The table showing the required minimum withdrawal rates is incorrect. The rate for "85 to 89" is 9% and the missing row "90 to 94" is 11%.

See https://www.ato.gov.au/tax-rates-and-codes/key-superannuation-rates-and-thresholds/payments-from-super

James Gruber
February 06, 2025

Thanks David, that table has been corrected.

Peter Care
February 06, 2025

The other condition of release which people sometimes forget is turning 65.
Even if you are working full time you can start an account based pension at 65.
Not long ago I spoke with a former colleague who’s father is 70 and still working. It turns out his Father’s SMSF is still in accumulation.
Neither my friend or his father was aware he could commence an account based pension (and avoid paying 15% tax on contributions and earnings). He was under the impression his fund had to remain in accumulation because it was still receiving employer contributions.
I explained my situation where I had two accounts, the vast majority of my funds was in pension phase (with zero tax) and a small account in accumulation phase to receive contributions.
This is not the first time I have spoken to people who have turned 65 yet not commenced an account based pension. It seems to be because either they thought you had to wait until you reach 67 (age pension age), or when you permanently retire from the workforce before you could commence an account based pension.
So many people are unaware that turning 65 is a condition of release, even if you are still working.

Mark B
February 07, 2025

Hi Peter, I totally agree and have also spoken with a number of people who are older than 65 and not turned the pension on. Each time they went back to their relevant adviser and what do you know, turned the pension on!

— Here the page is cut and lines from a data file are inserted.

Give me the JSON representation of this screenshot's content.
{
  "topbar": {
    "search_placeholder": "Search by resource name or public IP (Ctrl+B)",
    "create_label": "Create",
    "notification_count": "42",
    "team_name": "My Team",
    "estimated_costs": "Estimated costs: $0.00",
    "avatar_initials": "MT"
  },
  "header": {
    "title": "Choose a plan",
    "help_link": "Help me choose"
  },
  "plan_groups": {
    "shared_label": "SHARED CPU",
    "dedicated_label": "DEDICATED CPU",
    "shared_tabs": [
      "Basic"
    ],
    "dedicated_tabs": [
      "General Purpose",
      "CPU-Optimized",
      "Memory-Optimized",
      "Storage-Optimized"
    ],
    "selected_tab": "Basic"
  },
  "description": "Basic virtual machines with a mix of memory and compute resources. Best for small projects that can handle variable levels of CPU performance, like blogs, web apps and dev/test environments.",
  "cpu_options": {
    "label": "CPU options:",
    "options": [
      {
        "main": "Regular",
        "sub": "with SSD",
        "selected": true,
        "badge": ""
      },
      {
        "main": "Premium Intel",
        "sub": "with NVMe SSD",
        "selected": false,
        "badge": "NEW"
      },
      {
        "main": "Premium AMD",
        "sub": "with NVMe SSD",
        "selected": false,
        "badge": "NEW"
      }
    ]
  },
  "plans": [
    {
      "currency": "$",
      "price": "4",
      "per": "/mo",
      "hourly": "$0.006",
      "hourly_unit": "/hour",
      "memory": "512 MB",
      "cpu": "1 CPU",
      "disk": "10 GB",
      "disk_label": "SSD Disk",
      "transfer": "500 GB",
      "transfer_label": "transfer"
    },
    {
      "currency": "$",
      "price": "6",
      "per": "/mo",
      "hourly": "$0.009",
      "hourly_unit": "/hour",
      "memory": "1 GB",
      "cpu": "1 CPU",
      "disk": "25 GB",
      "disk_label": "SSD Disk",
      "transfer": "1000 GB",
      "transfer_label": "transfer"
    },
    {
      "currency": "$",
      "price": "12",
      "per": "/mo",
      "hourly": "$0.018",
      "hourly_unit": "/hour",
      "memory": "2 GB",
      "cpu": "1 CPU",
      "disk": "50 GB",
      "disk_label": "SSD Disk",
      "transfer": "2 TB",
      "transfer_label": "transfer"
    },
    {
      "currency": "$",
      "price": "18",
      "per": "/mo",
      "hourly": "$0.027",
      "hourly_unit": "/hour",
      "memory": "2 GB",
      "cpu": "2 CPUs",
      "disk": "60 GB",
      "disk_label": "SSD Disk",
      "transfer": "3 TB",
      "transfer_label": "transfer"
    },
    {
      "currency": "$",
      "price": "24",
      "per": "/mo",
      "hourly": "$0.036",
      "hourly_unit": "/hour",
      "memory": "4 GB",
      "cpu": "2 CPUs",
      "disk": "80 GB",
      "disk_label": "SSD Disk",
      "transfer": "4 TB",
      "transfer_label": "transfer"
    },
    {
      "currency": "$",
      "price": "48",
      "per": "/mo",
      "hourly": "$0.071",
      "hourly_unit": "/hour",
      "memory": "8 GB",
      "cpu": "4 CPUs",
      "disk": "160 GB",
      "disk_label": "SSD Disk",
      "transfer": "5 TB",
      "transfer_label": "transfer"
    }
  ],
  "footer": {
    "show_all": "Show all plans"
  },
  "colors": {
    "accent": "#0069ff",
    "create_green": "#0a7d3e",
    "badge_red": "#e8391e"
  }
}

Just as a clarifier the earnings are tax free but new contributions must go into a seperate accumulation account and are subject to the 15% contribution tax.

Peter Care
February 11, 2025

Yes, that is my situation, I have 2 accounts with the same super fund. The majority of my money is in the pension account, with a smaller amount in accumulation to receive contributions.

Peter Bayley
February 07, 2025

I might be idealistic, but more simplification is needed.
For example, it should be possible to top up an existing super pension account via rollover from a concurrently held accumulation super account.

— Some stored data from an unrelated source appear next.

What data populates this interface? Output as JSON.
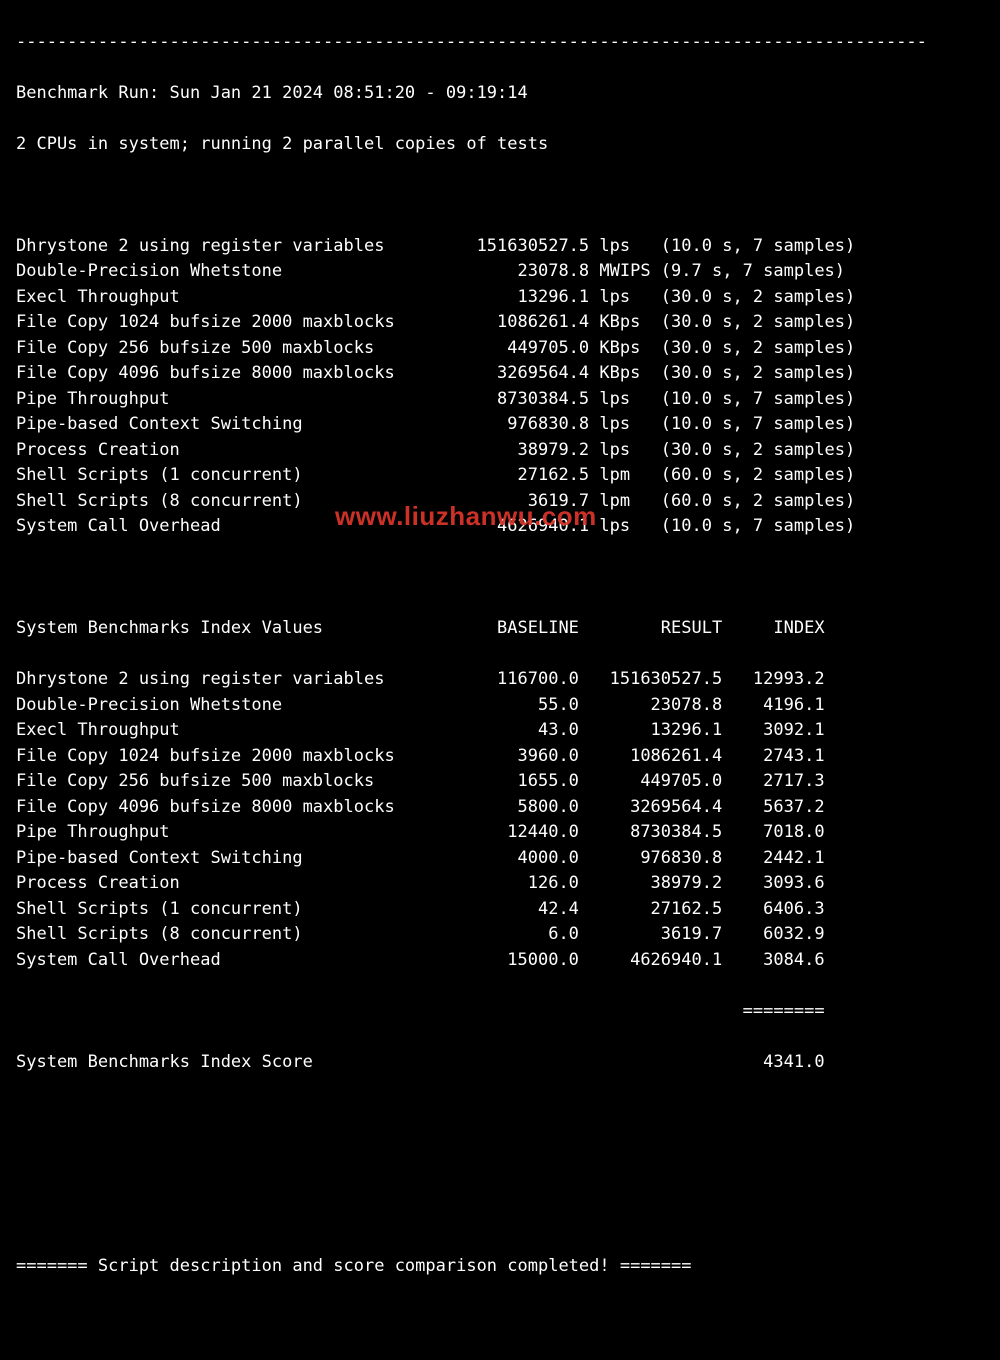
{
  "header": {
    "run_line": "Benchmark Run: Sun Jan 21 2024 08:51:20 - 09:19:14",
    "cpu_line": "2 CPUs in system; running 2 parallel copies of tests"
  },
  "tests": [
    {
      "name": "Dhrystone 2 using register variables",
      "value": "151630527.5",
      "unit": "lps",
      "time": "10.0",
      "samples": "7"
    },
    {
      "name": "Double-Precision Whetstone",
      "value": "23078.8",
      "unit": "MWIPS",
      "time": "9.7",
      "samples": "7"
    },
    {
      "name": "Execl Throughput",
      "value": "13296.1",
      "unit": "lps",
      "time": "30.0",
      "samples": "2"
    },
    {
      "name": "File Copy 1024 bufsize 2000 maxblocks",
      "value": "1086261.4",
      "unit": "KBps",
      "time": "30.0",
      "samples": "2"
    },
    {
      "name": "File Copy 256 bufsize 500 maxblocks",
      "value": "449705.0",
      "unit": "KBps",
      "time": "30.0",
      "samples": "2"
    },
    {
      "name": "File Copy 4096 bufsize 8000 maxblocks",
      "value": "3269564.4",
      "unit": "KBps",
      "time": "30.0",
      "samples": "2"
    },
    {
      "name": "Pipe Throughput",
      "value": "8730384.5",
      "unit": "lps",
      "time": "10.0",
      "samples": "7"
    },
    {
      "name": "Pipe-based Context Switching",
      "value": "976830.8",
      "unit": "lps",
      "time": "10.0",
      "samples": "7"
    },
    {
      "name": "Process Creation",
      "value": "38979.2",
      "unit": "lps",
      "time": "30.0",
      "samples": "2"
    },
    {
      "name": "Shell Scripts (1 concurrent)",
      "value": "27162.5",
      "unit": "lpm",
      "time": "60.0",
      "samples": "2"
    },
    {
      "name": "Shell Scripts (8 concurrent)",
      "value": "3619.7",
      "unit": "lpm",
      "time": "60.0",
      "samples": "2"
    },
    {
      "name": "System Call Overhead",
      "value": "4626940.1",
      "unit": "lps",
      "time": "10.0",
      "samples": "7"
    }
  ],
  "index_header": {
    "title": "System Benchmarks Index Values",
    "col_baseline": "BASELINE",
    "col_result": "RESULT",
    "col_index": "INDEX"
  },
  "index_rows": [
    {
      "name": "Dhrystone 2 using register variables",
      "baseline": "116700.0",
      "result": "151630527.5",
      "index": "12993.2"
    },
    {
      "name": "Double-Precision Whetstone",
      "baseline": "55.0",
      "result": "23078.8",
      "index": "4196.1"
    },
    {
      "name": "Execl Throughput",
      "baseline": "43.0",
      "result": "13296.1",
      "index": "3092.1"
    },
    {
      "name": "File Copy 1024 bufsize 2000 maxblocks",
      "baseline": "3960.0",
      "result": "1086261.4",
      "index": "2743.1"
    },
    {
      "name": "File Copy 256 bufsize 500 maxblocks",
      "baseline": "1655.0",
      "result": "449705.0",
      "index": "2717.3"
    },
    {
      "name": "File Copy 4096 bufsize 8000 maxblocks",
      "baseline": "5800.0",
      "result": "3269564.4",
      "index": "5637.2"
    },
    {
      "name": "Pipe Throughput",
      "baseline": "12440.0",
      "result": "8730384.5",
      "index": "7018.0"
    },
    {
      "name": "Pipe-based Context Switching",
      "baseline": "4000.0",
      "result": "976830.8",
      "index": "2442.1"
    },
    {
      "name": "Process Creation",
      "baseline": "126.0",
      "result": "38979.2",
      "index": "3093.6"
    },
    {
      "name": "Shell Scripts (1 concurrent)",
      "baseline": "42.4",
      "result": "27162.5",
      "index": "6406.3"
    },
    {
      "name": "Shell Scripts (8 concurrent)",
      "baseline": "6.0",
      "result": "3619.7",
      "index": "6032.9"
    },
    {
      "name": "System Call Overhead",
      "baseline": "15000.0",
      "result": "4626940.1",
      "index": "3084.6"
    }
  ],
  "separator": "========",
  "score": {
    "label": "System Benchmarks Index Score",
    "value": "4341.0"
  },
  "footer": "======= Script description and score comparison completed! =======",
  "watermark": "www.liuzhanwu.com",
  "top_dashes": "-----------------------------------------------------------------------------------------"
}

Also, transferring a super pension from one fund to another fund is overly difficult as the balance must firstly go back into an accumulation account.

Finally, it annoys me that super sits outside one's will. On death superannuation should be treated like all other personal assets in one's estate and be distributed in accordance with a will. The current process of binding and non-binding nominations and having superannuation bureaucrats determining the distribution of super seems unnecessary, irksome and complex to me.

Lily
February 09, 2025

You can nominate your estate as the only beneficiary of your super account.

Darren
February 12, 2025

I agree Peter. We should be able to decide who we can leave our super to in our will, if you don't have a partner or dependents God knows how it would be sorted & maybe taxed again

john
February 07, 2025

Would anyone know the procedure for closing down an smsf and transferring the funds to an existing pension account in a separate industry fund that we also had for many years ?.? I realise the ATO portal is involved and my smsf tax accountant will be doing the necessary admin. Just that the performance of the industry fund has always been better.

Bill
February 08, 2025

The ATO has a detailed brochure on its website that is a guide to closing down a SMSF and rolling funds to an industry or public fund. Complicated process and requires a bit of work over probably 2 financial years to complete the wrap up process. I have just done this in partnership with my accountant who was new to this end of smsf process. The ATO timelines set out in the brochure seem unnecessarily daunting but do-able. Good luck.

john
February 09, 2025

Thanks very much for that Bill, very much appreciated. I already use HLB Mann Judd as the accountant and they appear very competent in the area.

Knights of Nee
February 08, 2025

Whilst on the minimum draw downs, only 7% for an 80 year old is simply ridiculous.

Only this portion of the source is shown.